A work for solo cello titled The Light After (if I heard correctly) was composed by Andrew Yee for the end of the pandemic, featuring glassandi, strumming, and a long passage of multi-string arpeggios.

Next up was a surprise, but something also apparently associated with the pandemic. Andrew Yee mentioned that while cooped up in his home he had been working on a one-person version of Olivier Messiaen’s Quartet for the End of Time. What we heard was the famous slow movement for cello and piano, “Praise to the Eternity of Jesus.” For the piano part — which consists of slow beating chords — Caroline Shaw sang beats into a processing synthesizer that split her voice into the notes of each chord. This was a real treat, and done so well that even Messiaen purists would have a hard time objecting.

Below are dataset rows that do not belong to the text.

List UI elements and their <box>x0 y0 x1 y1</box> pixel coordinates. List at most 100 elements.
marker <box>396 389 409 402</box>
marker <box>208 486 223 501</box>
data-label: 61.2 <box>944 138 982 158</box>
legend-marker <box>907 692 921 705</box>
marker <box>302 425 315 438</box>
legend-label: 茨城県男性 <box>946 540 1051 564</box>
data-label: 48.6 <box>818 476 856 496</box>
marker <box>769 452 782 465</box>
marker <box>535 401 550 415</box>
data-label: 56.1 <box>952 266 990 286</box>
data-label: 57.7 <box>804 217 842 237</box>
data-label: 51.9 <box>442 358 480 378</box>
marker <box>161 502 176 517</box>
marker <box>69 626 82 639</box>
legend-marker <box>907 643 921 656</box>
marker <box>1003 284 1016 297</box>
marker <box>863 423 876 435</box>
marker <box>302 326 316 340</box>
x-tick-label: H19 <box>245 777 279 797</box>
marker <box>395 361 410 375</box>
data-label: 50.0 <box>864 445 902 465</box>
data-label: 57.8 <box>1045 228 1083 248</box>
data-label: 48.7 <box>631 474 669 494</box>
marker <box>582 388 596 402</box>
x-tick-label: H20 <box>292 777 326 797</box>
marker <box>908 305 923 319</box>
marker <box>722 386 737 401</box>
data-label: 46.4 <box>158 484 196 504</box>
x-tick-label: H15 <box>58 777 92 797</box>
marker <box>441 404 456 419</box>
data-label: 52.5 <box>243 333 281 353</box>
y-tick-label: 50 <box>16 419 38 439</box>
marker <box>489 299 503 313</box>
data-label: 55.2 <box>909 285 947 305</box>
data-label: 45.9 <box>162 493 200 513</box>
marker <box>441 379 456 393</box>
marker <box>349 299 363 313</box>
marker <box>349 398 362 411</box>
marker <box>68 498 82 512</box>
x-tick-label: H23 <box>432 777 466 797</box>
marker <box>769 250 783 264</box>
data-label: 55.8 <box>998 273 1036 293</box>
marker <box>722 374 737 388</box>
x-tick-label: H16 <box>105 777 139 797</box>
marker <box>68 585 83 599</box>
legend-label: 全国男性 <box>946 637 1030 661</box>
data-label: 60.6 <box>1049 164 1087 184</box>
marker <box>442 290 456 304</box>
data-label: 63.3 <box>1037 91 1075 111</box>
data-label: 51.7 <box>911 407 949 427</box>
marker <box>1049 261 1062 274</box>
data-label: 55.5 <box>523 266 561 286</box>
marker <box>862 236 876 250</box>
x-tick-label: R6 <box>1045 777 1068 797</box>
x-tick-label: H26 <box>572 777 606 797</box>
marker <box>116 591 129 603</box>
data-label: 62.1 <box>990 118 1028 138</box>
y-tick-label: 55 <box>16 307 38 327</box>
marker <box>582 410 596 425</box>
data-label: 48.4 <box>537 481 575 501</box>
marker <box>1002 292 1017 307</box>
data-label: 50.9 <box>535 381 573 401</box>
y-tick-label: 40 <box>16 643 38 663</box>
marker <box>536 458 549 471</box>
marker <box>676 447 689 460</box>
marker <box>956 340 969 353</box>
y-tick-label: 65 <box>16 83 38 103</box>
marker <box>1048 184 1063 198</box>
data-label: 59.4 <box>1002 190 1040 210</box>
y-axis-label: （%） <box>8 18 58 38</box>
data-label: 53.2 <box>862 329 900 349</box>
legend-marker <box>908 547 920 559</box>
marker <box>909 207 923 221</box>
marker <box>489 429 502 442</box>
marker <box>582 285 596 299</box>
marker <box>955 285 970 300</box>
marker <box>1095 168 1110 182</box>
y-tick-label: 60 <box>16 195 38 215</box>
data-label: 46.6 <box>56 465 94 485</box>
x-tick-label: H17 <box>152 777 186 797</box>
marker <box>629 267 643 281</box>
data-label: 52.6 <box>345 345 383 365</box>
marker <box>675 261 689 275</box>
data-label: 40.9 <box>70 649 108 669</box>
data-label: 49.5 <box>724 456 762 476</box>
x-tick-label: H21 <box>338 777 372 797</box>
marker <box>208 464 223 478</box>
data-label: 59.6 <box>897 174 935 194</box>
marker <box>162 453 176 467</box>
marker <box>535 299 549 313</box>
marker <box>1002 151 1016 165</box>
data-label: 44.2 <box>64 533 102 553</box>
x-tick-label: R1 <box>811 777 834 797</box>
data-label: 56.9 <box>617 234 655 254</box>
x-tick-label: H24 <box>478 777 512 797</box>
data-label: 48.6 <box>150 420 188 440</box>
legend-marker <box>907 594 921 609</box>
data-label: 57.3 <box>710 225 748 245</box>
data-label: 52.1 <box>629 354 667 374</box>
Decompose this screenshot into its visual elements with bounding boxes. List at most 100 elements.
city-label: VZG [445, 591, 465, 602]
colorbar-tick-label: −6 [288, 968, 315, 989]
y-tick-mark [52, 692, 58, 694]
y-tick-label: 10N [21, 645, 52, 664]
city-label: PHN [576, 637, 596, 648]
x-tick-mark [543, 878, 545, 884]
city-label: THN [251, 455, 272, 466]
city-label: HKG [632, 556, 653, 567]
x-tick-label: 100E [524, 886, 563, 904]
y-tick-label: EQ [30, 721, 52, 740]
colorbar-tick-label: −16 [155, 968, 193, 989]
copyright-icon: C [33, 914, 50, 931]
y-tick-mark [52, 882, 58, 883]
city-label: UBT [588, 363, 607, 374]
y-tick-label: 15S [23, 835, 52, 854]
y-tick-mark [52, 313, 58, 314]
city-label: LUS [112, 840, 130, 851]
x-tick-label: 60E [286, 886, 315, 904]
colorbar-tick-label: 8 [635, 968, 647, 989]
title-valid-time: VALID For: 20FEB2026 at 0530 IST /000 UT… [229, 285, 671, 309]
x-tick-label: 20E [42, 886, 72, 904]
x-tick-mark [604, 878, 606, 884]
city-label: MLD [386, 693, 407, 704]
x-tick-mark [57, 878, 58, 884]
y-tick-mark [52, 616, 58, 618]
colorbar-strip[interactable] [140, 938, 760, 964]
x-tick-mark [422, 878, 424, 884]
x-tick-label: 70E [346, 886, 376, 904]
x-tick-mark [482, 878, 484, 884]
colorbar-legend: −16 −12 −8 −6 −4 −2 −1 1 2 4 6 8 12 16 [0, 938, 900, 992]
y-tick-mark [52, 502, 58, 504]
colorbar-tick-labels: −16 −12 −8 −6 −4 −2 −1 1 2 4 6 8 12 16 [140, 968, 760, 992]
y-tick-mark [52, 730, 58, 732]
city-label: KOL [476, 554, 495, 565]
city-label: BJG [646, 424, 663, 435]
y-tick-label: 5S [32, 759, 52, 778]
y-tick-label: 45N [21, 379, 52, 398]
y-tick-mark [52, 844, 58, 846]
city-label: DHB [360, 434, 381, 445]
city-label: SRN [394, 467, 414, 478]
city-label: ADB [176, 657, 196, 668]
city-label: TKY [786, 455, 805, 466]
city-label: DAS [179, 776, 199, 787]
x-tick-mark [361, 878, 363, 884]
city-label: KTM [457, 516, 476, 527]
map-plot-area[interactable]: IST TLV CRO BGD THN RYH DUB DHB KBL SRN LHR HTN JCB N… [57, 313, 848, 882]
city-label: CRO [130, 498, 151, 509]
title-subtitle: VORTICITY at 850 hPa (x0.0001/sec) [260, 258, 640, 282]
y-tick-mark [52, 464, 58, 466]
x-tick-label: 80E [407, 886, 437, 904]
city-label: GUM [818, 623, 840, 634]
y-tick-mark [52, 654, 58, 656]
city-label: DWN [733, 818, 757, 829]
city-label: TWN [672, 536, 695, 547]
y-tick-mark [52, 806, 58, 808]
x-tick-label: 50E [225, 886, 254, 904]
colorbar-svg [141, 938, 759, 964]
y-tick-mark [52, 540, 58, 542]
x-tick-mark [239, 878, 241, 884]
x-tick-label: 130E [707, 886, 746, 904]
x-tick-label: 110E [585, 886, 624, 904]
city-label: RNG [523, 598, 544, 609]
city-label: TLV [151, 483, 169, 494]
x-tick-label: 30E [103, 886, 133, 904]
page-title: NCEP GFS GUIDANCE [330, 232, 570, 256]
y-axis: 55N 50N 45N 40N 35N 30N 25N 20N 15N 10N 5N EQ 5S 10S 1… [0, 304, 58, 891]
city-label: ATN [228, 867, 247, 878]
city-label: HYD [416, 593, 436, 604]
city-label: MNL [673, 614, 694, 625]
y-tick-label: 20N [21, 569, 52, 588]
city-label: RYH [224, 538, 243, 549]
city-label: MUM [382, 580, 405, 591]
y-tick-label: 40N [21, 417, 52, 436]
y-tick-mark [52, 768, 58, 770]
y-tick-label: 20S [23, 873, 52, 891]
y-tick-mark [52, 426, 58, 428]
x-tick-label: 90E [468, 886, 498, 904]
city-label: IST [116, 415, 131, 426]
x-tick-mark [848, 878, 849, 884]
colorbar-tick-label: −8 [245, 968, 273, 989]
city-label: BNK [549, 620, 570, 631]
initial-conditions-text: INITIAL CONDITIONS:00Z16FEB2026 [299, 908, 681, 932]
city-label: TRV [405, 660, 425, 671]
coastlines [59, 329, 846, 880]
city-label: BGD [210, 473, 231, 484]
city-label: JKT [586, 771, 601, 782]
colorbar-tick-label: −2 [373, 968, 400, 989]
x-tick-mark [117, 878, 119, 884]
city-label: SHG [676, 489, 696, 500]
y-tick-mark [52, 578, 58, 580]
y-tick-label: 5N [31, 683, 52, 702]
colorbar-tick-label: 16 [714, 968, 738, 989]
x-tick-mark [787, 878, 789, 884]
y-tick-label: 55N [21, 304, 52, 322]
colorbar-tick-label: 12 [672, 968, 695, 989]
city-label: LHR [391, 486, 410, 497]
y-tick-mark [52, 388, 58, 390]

The concert concluded with Limestone & Felt, Caroline Shaw’s 2012 composition originally for cello and viola, at first contrasting hard percussive pizzicato with softer melodic pizzicato (as the title might suggest), and then mixing in a variety of arco playing with the pizzicato. This was the closest thing in the concert to a “normal” duet, yet musically as inventive as anything else on the program.